Financial Performance: Yangzijiang’s dividend progression exemplifies leverage to recovering shipbuilding cycles: the company paid S$0.07 per share in 2024 (50% payout ratio) and announced S$0.12 interim dividend for 2024, implying forward annualized dividend of S$0.15-0.19, yielding 5.4% at current prices. Year-over-year dividend growth accelerated from 11.1% (2021-2022) to 84.6% (2023-2024) and 29.2% (2024-2025), reflecting sharply improving earnings as global shipping demand recovered and new ship order momentum accelerated. The company reported a record order book of $16.1 billion as of May 2025, with 193 vessels—providing approximately 2.5 years of production visibility at normalized build rates.

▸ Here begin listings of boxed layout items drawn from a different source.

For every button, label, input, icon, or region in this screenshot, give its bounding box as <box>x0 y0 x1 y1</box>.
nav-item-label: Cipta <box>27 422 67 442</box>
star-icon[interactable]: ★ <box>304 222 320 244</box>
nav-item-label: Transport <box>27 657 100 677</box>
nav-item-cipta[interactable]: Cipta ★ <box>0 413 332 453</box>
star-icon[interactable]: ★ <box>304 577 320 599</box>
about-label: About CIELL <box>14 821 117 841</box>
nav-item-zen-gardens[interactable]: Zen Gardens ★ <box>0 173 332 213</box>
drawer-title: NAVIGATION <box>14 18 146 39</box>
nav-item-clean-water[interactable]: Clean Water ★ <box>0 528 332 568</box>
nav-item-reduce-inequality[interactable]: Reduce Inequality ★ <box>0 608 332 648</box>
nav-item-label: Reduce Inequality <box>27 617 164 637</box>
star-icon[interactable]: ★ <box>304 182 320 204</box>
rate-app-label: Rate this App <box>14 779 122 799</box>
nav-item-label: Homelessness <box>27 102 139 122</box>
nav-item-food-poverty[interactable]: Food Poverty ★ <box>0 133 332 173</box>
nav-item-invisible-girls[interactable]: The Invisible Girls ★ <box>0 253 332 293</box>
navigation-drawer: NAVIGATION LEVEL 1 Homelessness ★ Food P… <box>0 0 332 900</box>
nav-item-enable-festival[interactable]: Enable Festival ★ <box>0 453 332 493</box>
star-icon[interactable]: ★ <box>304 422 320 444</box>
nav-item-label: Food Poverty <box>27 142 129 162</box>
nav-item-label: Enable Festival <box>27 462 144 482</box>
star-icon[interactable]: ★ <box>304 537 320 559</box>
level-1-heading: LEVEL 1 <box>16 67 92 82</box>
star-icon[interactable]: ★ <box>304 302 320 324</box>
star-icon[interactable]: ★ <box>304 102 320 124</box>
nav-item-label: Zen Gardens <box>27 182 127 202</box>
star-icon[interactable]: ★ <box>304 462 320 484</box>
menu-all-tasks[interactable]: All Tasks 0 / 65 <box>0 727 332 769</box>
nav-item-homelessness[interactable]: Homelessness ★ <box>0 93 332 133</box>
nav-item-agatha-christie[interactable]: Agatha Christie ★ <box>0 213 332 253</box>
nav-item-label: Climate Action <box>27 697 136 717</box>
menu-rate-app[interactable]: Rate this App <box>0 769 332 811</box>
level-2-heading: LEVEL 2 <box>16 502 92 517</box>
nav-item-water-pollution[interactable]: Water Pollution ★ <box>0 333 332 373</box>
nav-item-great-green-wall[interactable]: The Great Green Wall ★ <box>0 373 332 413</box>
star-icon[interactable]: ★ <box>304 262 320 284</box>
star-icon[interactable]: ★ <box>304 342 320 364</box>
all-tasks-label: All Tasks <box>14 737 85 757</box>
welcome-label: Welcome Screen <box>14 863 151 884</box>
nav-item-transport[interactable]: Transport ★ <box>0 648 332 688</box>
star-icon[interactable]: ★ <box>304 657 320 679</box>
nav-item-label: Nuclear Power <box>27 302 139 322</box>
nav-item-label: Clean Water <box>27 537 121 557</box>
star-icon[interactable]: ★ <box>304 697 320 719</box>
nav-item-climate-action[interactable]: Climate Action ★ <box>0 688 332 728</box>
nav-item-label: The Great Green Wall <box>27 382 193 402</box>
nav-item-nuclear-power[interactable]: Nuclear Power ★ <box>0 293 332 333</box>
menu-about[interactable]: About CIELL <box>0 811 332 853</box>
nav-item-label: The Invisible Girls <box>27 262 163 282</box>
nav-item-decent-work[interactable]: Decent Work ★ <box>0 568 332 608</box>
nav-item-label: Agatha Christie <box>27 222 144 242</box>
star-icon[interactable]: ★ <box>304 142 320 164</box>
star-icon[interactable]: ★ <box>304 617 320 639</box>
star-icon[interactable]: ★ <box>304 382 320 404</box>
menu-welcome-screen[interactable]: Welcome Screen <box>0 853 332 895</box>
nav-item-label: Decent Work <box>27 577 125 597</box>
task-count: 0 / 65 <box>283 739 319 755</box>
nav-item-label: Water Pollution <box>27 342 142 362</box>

Investment Rationale: Yangzijiang presents a higher-risk, higher-reward dividend opportunity than the banking and utility peers profiled above. The shipbuilding industry cycles have historically compressed valuations during downturns and delivered outsized returns during recoveries, and Yangzijiang’s current order book suggests the recovery cycle has multiple years of visibility remaining. The company’s strategic focus on clean-energy vessel types (54% of new orders as of mid-2025) aligns with long-term shipping industry decarbonization mandates, providing secular tailwinds beyond cyclical shipping demand recovery. The 5.4% yield, combined with potential 20-30% annualized dividend growth through 2026-2027 (as the company’s record orderbook transitions to production and earnings expand), offers compelling total return potential for investors with sufficient risk tolerance for cyclical exposure. Investors should size Yangzijiang positions accordingly, as dividend sustainability depends on continued shipping demand recovery and new order momentum. A position ceiling of 3-5% of portfolio assets appears prudent for cyclical dividend payers of this type.